Но прежде был, как водится, политический конфликт, многое решивший в их отношениях: спор из-за Франции, за положением в которой Рене следила со всей пылкостью первой любви и молодости.
- Что Франция? - шутил он и прежде, когда отношения их были безоблачными.- Там ничего не решается. Страна пошлых рантье и беззубых политиков. Китай - другое дело. Или Австрия, где дело дошло до драки! - (В Вене в феврале в течение нескольких дней строились баррикады и шла война между рабочими бригадами и армией канцлера, сдавшего страну Гитлеру.)
Она неизменно обижалась.
- Но это моя страна!.. И не такие уж они беззубые!
- Ну ладно! - шутливо, для видимости соглашался он.- Пусть будут зубастые. Если тебе это нравится... Акулы империализма!..
Но на этот раз все было серьезнее и чревато последствиями. Предыстория спора была такова. Французские социалисты и коммунисты под угрозой фашизма пошли на сближение: готовилась политика Народного фронта. В начале года было достигнуто соглашение между обеими партиями и радикалами о согласованности действий, в июле был подписан пакт о совместных выступлениях. На следующий день после этого, в двадцатую годовщину убийства Жореса (Вождь французских социалистов, пацифист и антимилитарист, убитый в канун первой мировой войны.- Примеч. авт.), состоялась огромная демонстрация, в которой участвовали все левые. Рене была от души рада этому, Яков же, по своему обыкновению, кривил рот в скептической улыбке и ни во что не ставил подобное единство.

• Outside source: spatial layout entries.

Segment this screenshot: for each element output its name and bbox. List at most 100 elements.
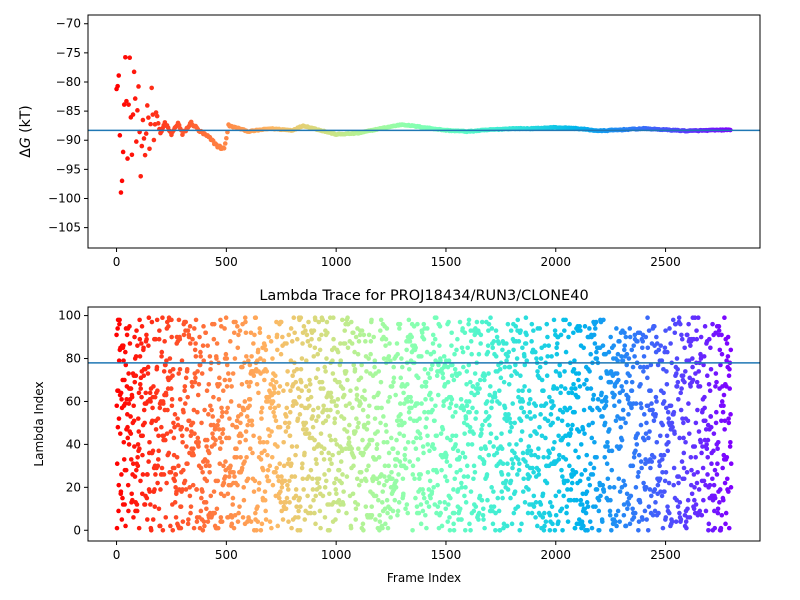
lambda-point: [643, 334, 649, 340]
lambda-point: [464, 369, 470, 374]
lambda-point: [168, 429, 174, 434]
lambda-point: [473, 416, 478, 421]
lambda-point: [329, 461, 334, 467]
lambda-point: [321, 446, 327, 451]
lambda-point: [633, 401, 639, 406]
lambda-point: [383, 343, 388, 348]
lambda-point: [217, 381, 222, 387]
lambda-point: [287, 409, 293, 415]
lambda-point: [181, 467, 186, 473]
lambda-point: [133, 373, 139, 378]
lambda-point: [527, 474, 532, 479]
lambda-point: [540, 491, 546, 497]
lambda-point: [580, 427, 586, 432]
lambda-point: [364, 369, 369, 374]
lambda-point: [328, 390, 334, 396]
lambda-point: [543, 435, 548, 441]
lambda-point: [169, 397, 175, 402]
lambda-point: [321, 403, 326, 409]
lambda-point: [452, 510, 457, 516]
lambda-point: [712, 525, 718, 531]
lambda-point: [451, 487, 456, 492]
dg-point: [222, 141, 228, 146]
lambda-point: [239, 381, 245, 387]
lambda-point: [687, 375, 693, 381]
lambda-point: [251, 373, 257, 378]
lambda-point: [243, 319, 248, 325]
lambda-point: [665, 504, 670, 509]
lambda-point: [337, 379, 342, 385]
lambda-point: [394, 478, 399, 484]
lambda-point: [604, 461, 610, 467]
lambda-point: [585, 527, 590, 533]
lambda-point: [168, 386, 174, 391]
lambda-point: [482, 377, 487, 383]
lambda-point: [216, 427, 222, 432]
lambda-point: [677, 500, 683, 505]
lambda-point: [478, 446, 484, 451]
lambda-point: [183, 487, 189, 492]
lambda-point: [635, 474, 641, 479]
lambda-point: [230, 502, 236, 507]
lambda-point: [519, 429, 525, 434]
lambda-point: [420, 487, 425, 492]
lambda-point: [199, 420, 204, 426]
lambda-point: [566, 334, 571, 340]
lambda-point: [214, 356, 219, 361]
lambda-point: [509, 373, 514, 378]
lambda-point: [243, 437, 248, 443]
lambda-point: [166, 324, 171, 329]
lambda-point: [303, 358, 309, 363]
lambda-point: [525, 448, 530, 454]
lambda-point: [201, 324, 206, 329]
lambda-point: [139, 324, 145, 329]
lambda-point: [244, 354, 249, 359]
lambda-point: [137, 317, 142, 323]
lambda-point: [468, 339, 474, 344]
lambda-point: [555, 341, 560, 346]
lambda-point: [265, 427, 271, 432]
lambda-point: [292, 474, 298, 479]
lambda-point: [603, 403, 609, 409]
lambda-point: [397, 459, 403, 464]
lambda-point: [141, 407, 147, 413]
lambda-point: [453, 433, 459, 439]
lambda-point: [541, 454, 546, 460]
lambda-point: [142, 502, 148, 507]
lambda-point: [191, 326, 197, 331]
lambda-point: [600, 482, 606, 488]
lambda-point: [374, 446, 380, 451]
lambda-point: [122, 377, 127, 383]
lambda-point: [471, 508, 477, 514]
lambda-point: [680, 416, 685, 421]
lambda-point: [322, 472, 327, 477]
lambda-point: [465, 345, 471, 351]
lambda-point: [665, 409, 671, 415]
lambda-point: [330, 358, 335, 363]
lambda-point: [509, 424, 514, 430]
lambda-point: [358, 401, 363, 406]
lambda-point: [205, 459, 210, 464]
lambda-point: [531, 470, 536, 475]
lambda-point: [169, 334, 174, 340]
lambda-point: [354, 476, 360, 482]
lambda-point: [586, 422, 592, 428]
lambda-point: [270, 356, 275, 361]
lambda-point: [662, 489, 667, 494]
dg-point: [129, 152, 135, 158]
lambda-point: [554, 345, 559, 351]
lambda-point: [648, 362, 654, 368]
lambda-point: [645, 315, 650, 321]
lambda-point: [202, 407, 207, 413]
dg-panel: 0 500 1000 1500 2000 2500−105−100−95−90−85−80…: [18, 14, 761, 269]
lambda-point: [535, 523, 540, 529]
lambda-point: [188, 510, 193, 516]
lambda-point: [459, 485, 465, 490]
lambda-point: [334, 403, 339, 409]
lambda-point: [542, 510, 547, 516]
lambda-point: [211, 321, 217, 327]
lambda-point: [161, 401, 166, 406]
lambda-point: [219, 439, 225, 445]
lambda-point: [563, 317, 568, 323]
lambda-point: [533, 403, 539, 409]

- Но почему?! - добивалась она от него: они не были тогда в открытой ссоре, и она позволяла себе вольности.- В одиночку с фашизмом не справиться! В Германии все это уже было - и чем кончилось?!

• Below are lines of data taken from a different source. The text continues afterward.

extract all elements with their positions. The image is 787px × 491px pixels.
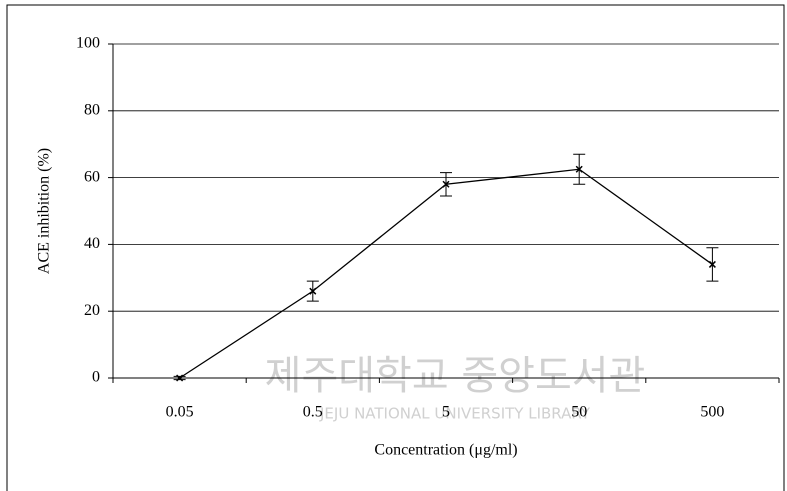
y-tick-label: 60: [84, 168, 100, 185]
marker: [575, 165, 583, 173]
y-tick-label: 80: [84, 101, 100, 118]
watermark: 제주대학교 중앙도서관: [265, 353, 646, 399]
data-line: [179, 168, 713, 379]
x-tick-label: 0.05: [166, 404, 194, 421]
marker: [708, 260, 716, 268]
frame: [6, 4, 785, 491]
marker: [176, 374, 184, 382]
y-tick-label: 40: [84, 235, 100, 252]
watermark: JEJU NATIONAL UNIVERSITY LIBRARY: [319, 405, 591, 423]
y-tick-label: 20: [84, 302, 100, 319]
marker: [442, 180, 450, 188]
x-tick-label: 0.5: [303, 404, 323, 421]
marker: [309, 287, 317, 295]
x-tick-label: 5: [442, 404, 450, 421]
y-tick-label: 0: [92, 369, 100, 386]
x-axis-label: Concentration (μg/ml): [374, 442, 517, 459]
x-tick-label: 500: [700, 404, 724, 421]
x-tick-label: 50: [571, 404, 587, 421]
y-axis-label: ACE inhibition (%): [36, 148, 53, 274]
y-tick-label: 100: [76, 35, 100, 52]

- В Германии еще ничего не кончилось,- вопреки очевидности спорил он: он слишком любил эту страну, чтобы так скоро от нее отречься.- А с твоими социалистами можно только вымараться в дерьме - ничего другого ждать не приходится.
- Но почему?! - не понимала она.- Почему мы так ополчаемся против возможных союзников? - а Яков злился в таких случаях всерьез:
- Кто тебе сказал, что они наши союзники? - неприветливо спросил он и на этот раз.- Если ты так думаешь, значит, ты не понимаешь азов марксизма. По мне лучше прямые враги, чем гнилые союзники. Которые в последний момент сбегут с поля боя, оставив тебя неприкрытым! Спаси меня от друзей, а с врагами я как-нибудь сам справлюсь - так ведь говорится? Ты что, не понимаешь, что тот, кто однажды стал на стезю реформ, а не революции, никогда с нее не сойдет и будет всю жизнь пресмыкаться перед власть имущими! Хорошо еще, если скажет это прямо, как твой Дорио, который просто перебежал к фашистам и объявил об этом в открытую. А то будут болтать, говорить, философствовать - пока дело не дойдет до драки и тогда только обнаружат свою сущность!.. Публика-то известная!..- и замолкал - не потому, что кончались слова, а потому что закипал от злости и у него дух перехватывало.